I am using LightCNN to extract a face features vector out of an image generated from a GAN. I want to compute the loss between the generated image from the GAN and the original face before going inside the GAN. Below is an example of the code I am using:
import torch
from util.util import get_image
import torchvision.transforms as transforms
from LightCNN.light_cnn import LightCNN_29Layers_v2
face_model = torch.nn.DataParallel(LightCNN_29Layers_v2(num_classes=80013)).cuda()
checkpoint = torch.load('LightCNN_29Layers_V2_checkpoint.pth')
face_model.load_state_dict(checkpoint['state_dict'])
face_model.eval()
transform = transforms.Compose([transforms.ToTensor()])
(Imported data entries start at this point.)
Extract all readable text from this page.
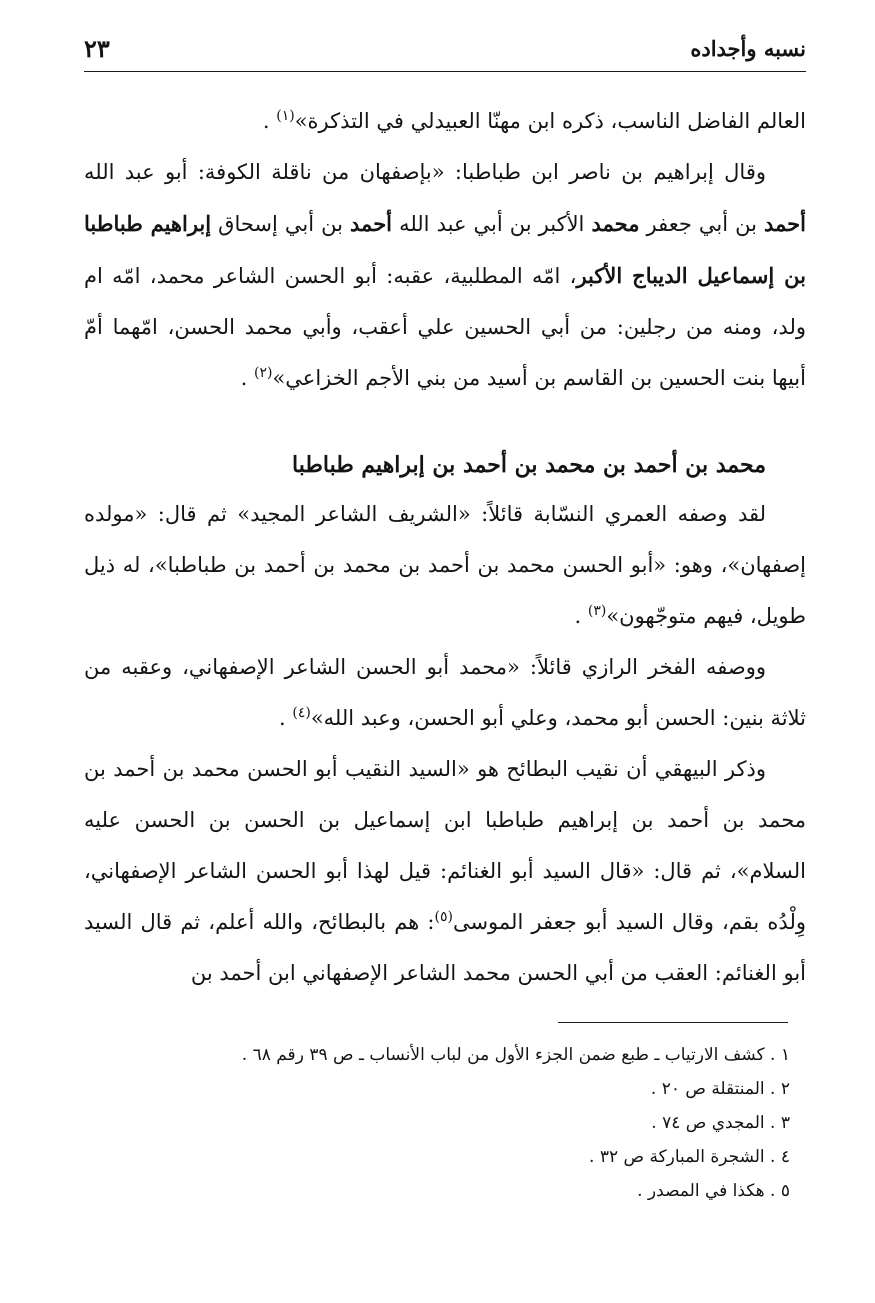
نسبه وأجداده
٢٣

العالم الفاضل الناسب، ذكره ابن مهنّا العبيدلي في التذكرة»$^{(١)}$ .

وقال إبراهيم بن ناصر ابن طباطبا: «بإصفهان من ناقلة الكوفة: أبو عبد الله أحمد بن أبي جعفر محمد الأكبر بن أبي عبد الله أحمد بن أبي إسحاق إبراهيم طباطبا بن إسماعيل الديباج الأكبر، امّه المطلبية، عقبه: أبو الحسن الشاعر محمد، امّه ام ولد، ومنه من رجلين: من أبي الحسين علي أعقب، وأبي محمد الحسن، امّهما أمّ أبيها بنت الحسين بن القاسم بن أسيد من بني الأجم الخزاعي»$^{(٢)}$ .

محمد بن أحمد بن محمد بن أحمد بن إبراهيم طباطبا

لقد وصفه العمري النسّابة قائلاً: «الشريف الشاعر المجيد» ثم قال: «مولده إصفهان»، وهو: «أبو الحسن محمد بن أحمد بن محمد بن أحمد بن طباطبا»، له ذيل طويل، فيهم متوجّهون»$^{(٣)}$ .

ووصفه الفخر الرازي قائلاً: «محمد أبو الحسن الشاعر الإصفهاني، وعقبه من ثلاثة بنين: الحسن أبو محمد، وعلي أبو الحسن، وعبد الله»$^{(٤)}$ .

وذكر البيهقي أن نقيب البطائح هو «السيد النقيب أبو الحسن محمد بن أحمد بن محمد بن أحمد بن إبراهيم طباطبا ابن إسماعيل بن الحسن بن الحسن عليه السلام»، ثم قال: «قال السيد أبو الغنائم: قيل لهذا أبو الحسن الشاعر الإصفهاني، وِلْدُه بقم، وقال السيد أبو جعفر الموسى$^{(٥)}$: هم بالبطائح، والله أعلم، ثم قال السيد أبو الغنائم: العقب من أبي الحسن محمد الشاعر الإصفهاني ابن أحمد بن

١ . كشف الارتياب ـ طبع ضمن الجزء الأول من لباب الأنساب ـ ص ٣٩ رقم ٦٨ .
٢ . المنتقلة ص ٢٠ .
٣ . المجدي ص ٧٤ .
٤ . الشجرة المباركة ص ٣٢ .
٥ . هكذا في المصدر .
#get_image returns an image as if it was read from disk, check https://github.com/AlfredXiangWu/LightCNN/blob/master/extract_features.py#L76
tmp_rec_A=transform(get_image(rec_A.detach())).unsqueeze(0) #rec_A is the output generated from a GAN after giving it an input image A
tmp_real_A=transform(get_image(real_A)).unsqueeze(0) #real_A is the original image A
tmp_rec_B=transform(get_image(rec_B.detach())).unsqueeze(0) #rec_B is the output generated from a GAN after giving it an input image B
tmp_real_B=transform(get_image(real_B)).unsqueeze(0) #real_B is the original image B
rec_A_feat =face_model(tmp_rec_A)[1] #face feature vector of the output generated from a GAN after giving it an input image A
real_A_feat=face_model(tmp_real_A)[1] #face feature vector of the original image A
rec_B_feat =face_model(tmp_rec_B)[1] #face feature vector of the output generated from a GAN after giving it an input image B
real_B_feat=face_model(tmp_real_B)[1] #face feature vector of the original image B
criterionFeatureMatch = torch.nn.MSELoss()
loss_face_feature_A = criterionFeatureMatch(rec_A_feat, real_A_feat)
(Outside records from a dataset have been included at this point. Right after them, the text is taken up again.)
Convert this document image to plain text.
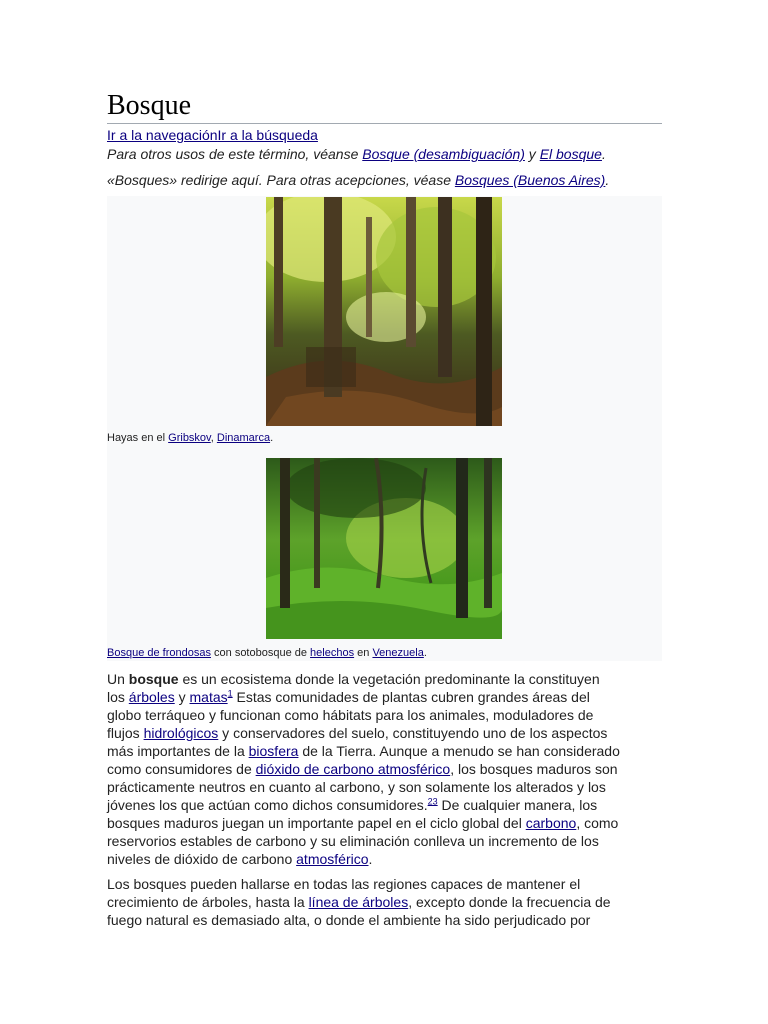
Bosque
Ir a la navegaciónIr a la búsqueda
Para otros usos de este término, véanse Bosque (desambiguación) y El bosque.
«Bosques» redirige aquí. Para otras acepciones, véase Bosques (Buenos Aires).
Hayas en el Gribskov, Dinamarca.
Bosque de frondosas con sotobosque de helechos en Venezuela.
Un bosque es un ecosistema donde la vegetación predominante la constituyen
los árboles y matas$^1$ Estas comunidades de plantas cubren grandes áreas del
globo terráqueo y funcionan como hábitats para los animales, moduladores de
flujos hidrológicos y conservadores del suelo, constituyendo uno de los aspectos
más importantes de la biosfera de la Tierra. Aunque a menudo se han considerado
como consumidores de dióxido de carbono atmosférico, los bosques maduros son
prácticamente neutros en cuanto al carbono, y son solamente los alterados y los
jóvenes los que actúan como dichos consumidores.$^{23}$ De cualquier manera, los
bosques maduros juegan un importante papel en el ciclo global del carbono, como
reservorios estables de carbono y su eliminación conlleva un incremento de los
niveles de dióxido de carbono atmosférico.
Los bosques pueden hallarse en todas las regiones capaces de mantener el
crecimiento de árboles, hasta la línea de árboles, excepto donde la frecuencia de
fuego natural es demasiado alta, o donde el ambiente ha sido perjudicado por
loss_face_feature_B = criterionFeatureMatch(rec_B_feat, real_B_feat)
loss_G = loss_face_feature_A + loss_face_feature_B
loss_G.backward() #should backpropagate the gradients for the generator network
However, when the last line is executed I get the following error:
File "anaconda3/envs/temp/lib/python3.6/site-packages/torch/tensor.py", line 102, in backward
torch.autograd.backward(self, gradient, retain_graph, create_graph)
File "anaconda3/envs/temp/lib/python3.6/site-packages/torch/autograd/__init__.py", line 90, in backward
allow_unreachable=True) # allow_unreachable flag
RuntimeError: element 0 of tensors does not require grad and does not have a grad_fn
My PyTorch version is 1.0.1 and Python version is 3.6.2
I do not know what is wrong with this code. Any help is appreciated. Thanks!